Após o congresso de Aveiro, o socialista confrontar-se-ia com comunistas no Porto e forma a convicção de que não é possível uma aliança com o PC. É convidado para integrar as listas da Acção Nacional (ex-União Nacional), mas recusa, “obviamente”, concorrendo com a CEUD em Lisboa, Porto e Braga, embora, ao contrário de outros, já não acreditasse que “fosse possível democratizar o regime a partir de dentro”. Após as eleições, é “ameaçado de morte” e faz um périplo por países da Europa e da América. Regressa a Portugal por causa da morte do seu pai, mas é forçado pela DGS (ex-PIDE) e abandonar o país. Regressará no dia 28 de Abril de 1974, já com o PS constituído.
Mário Soares não participou no III Congresso, que acabou com a intervenção da Polícia de Choque. “Mandei textos”, diz. “A Maria Barroso veio e foi uma das espancadas pela polícia”, acrescenta.
O socialista confessou que na altura da revolução de Abril pensava que se a nova democracia durasse 16 anos como a I República já ficaria satisfeito. E sublinhou que se não fosse o 25 de Novembro de 1975, Portugal teria entrado noutra ditadura, agora de esquerda, “mais difícil do que a que durou 48 anos”. Recordou ainda figuras como Seiça Neves, Costa e Melo, Mário Sacramento e João Sarabando e deixou uma palavra de admiração a Vale Guimarães, que era governador civil na altura do congresso: “Quando concorri pela primeira vez à Presidência da República, ele foi o meu mandatário no distrito de Aveiro”.
Figuras “de referência”
No sábado, entre a assistência desta iniciativa do Governo Civil, estava António Rocha Andrade, como estivera há 40 anos. “Tinha 27 anos em 1969. Não tínhamos a consciência que os jovens de 27 anos, agora, têm. Basta pensar que nunca tínhamos saído do país, ou que, uns anos antes, em toda a Universidade de Coimbra, havia duas estudantes que usavam calças!”, recorda o advogado e vereador da Câmara Municipal de Aveiro. “O Congresso, para nós, jovens, significava ouvir os grandes vultos como Salgado Zenha e Mário Soares e outros oradores de eleição. Era uma oportunidade para ouvir de viva voz o que só se ouvia e dizia clandestinamente”. Rocha Andrade participaria a seguir no 3.º Congresso: “O 2.º e o 3.º são manifestações diferentes, até pela sua localização. O 3.º, no Cinema Avenida [Av. Lourenço Peixinho] corresponde a uma maior abertura e participação popular. Este, no Aveirense, é algo mais discreto, de reflexão, havia menos juventude e mais gente de referência. O terceiro é mais de espectáculo”.

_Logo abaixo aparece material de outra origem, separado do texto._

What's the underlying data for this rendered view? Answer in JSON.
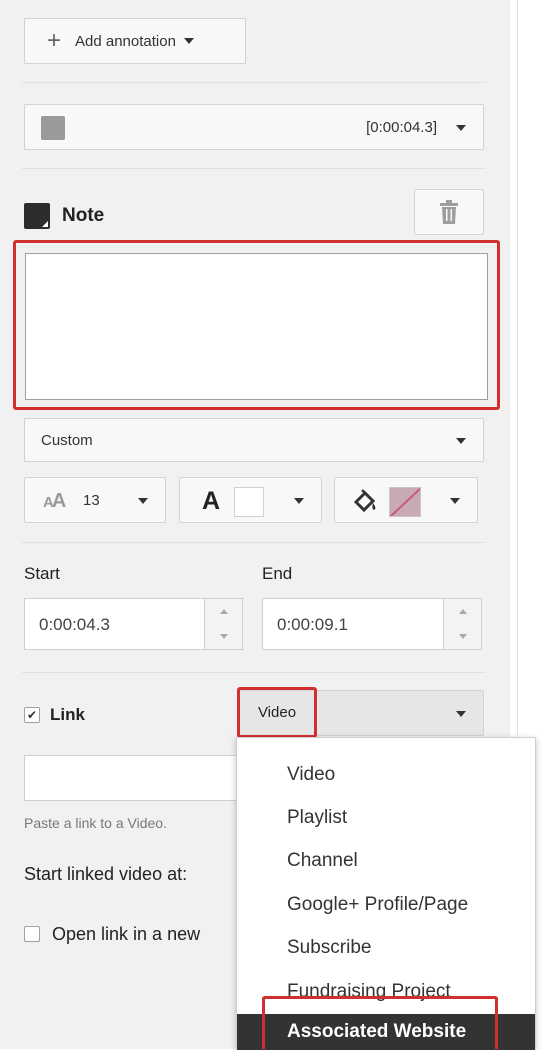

Em Aveiro “sempre sopraram ventos de liberdade”, afirmou Filipe Neto Brandão. Mas por uns dias, em 1957, 1969 e 1973, quando se falou abertamente de República e democracia, os ventos foram mais fortes.
Jorge Pires Ferreira
4º Congresso?
Desafio a que se faça um 4.º Congresso – tarefa importante, mas facilitada. Desta vez, contrariamente às outras três, não será necessário pedir autorização ao governador civil.
Filipe Neto Brandão, governador Civil de Aveiro
Dívida
A sociedade actual deve muito ao congresso que celebramos. O II Congresso deu uma imagem de energia num corpo moribundo de uma época moribunda.
Élio Maia, presidente da Câmara Municipal de Aveiro
Qualidade
Em 2010 celebraremos o que devemos à República e questionaremos a qualidade da vida democrática. Queremos procurar caminhos para uma República mais moderna, mais eficiente e mais democrática.
Artur Santos Silva, presidente da Comissão para as comemorações dos 10 anos da República
Herança das Luzes
Aveiro é sinónimo de democracia. A celebração da República representa “uma prática constante para todos quantos amam a herança das Luzes e os valores perenes da Liberdade, da Igualdade e da Fraternidade.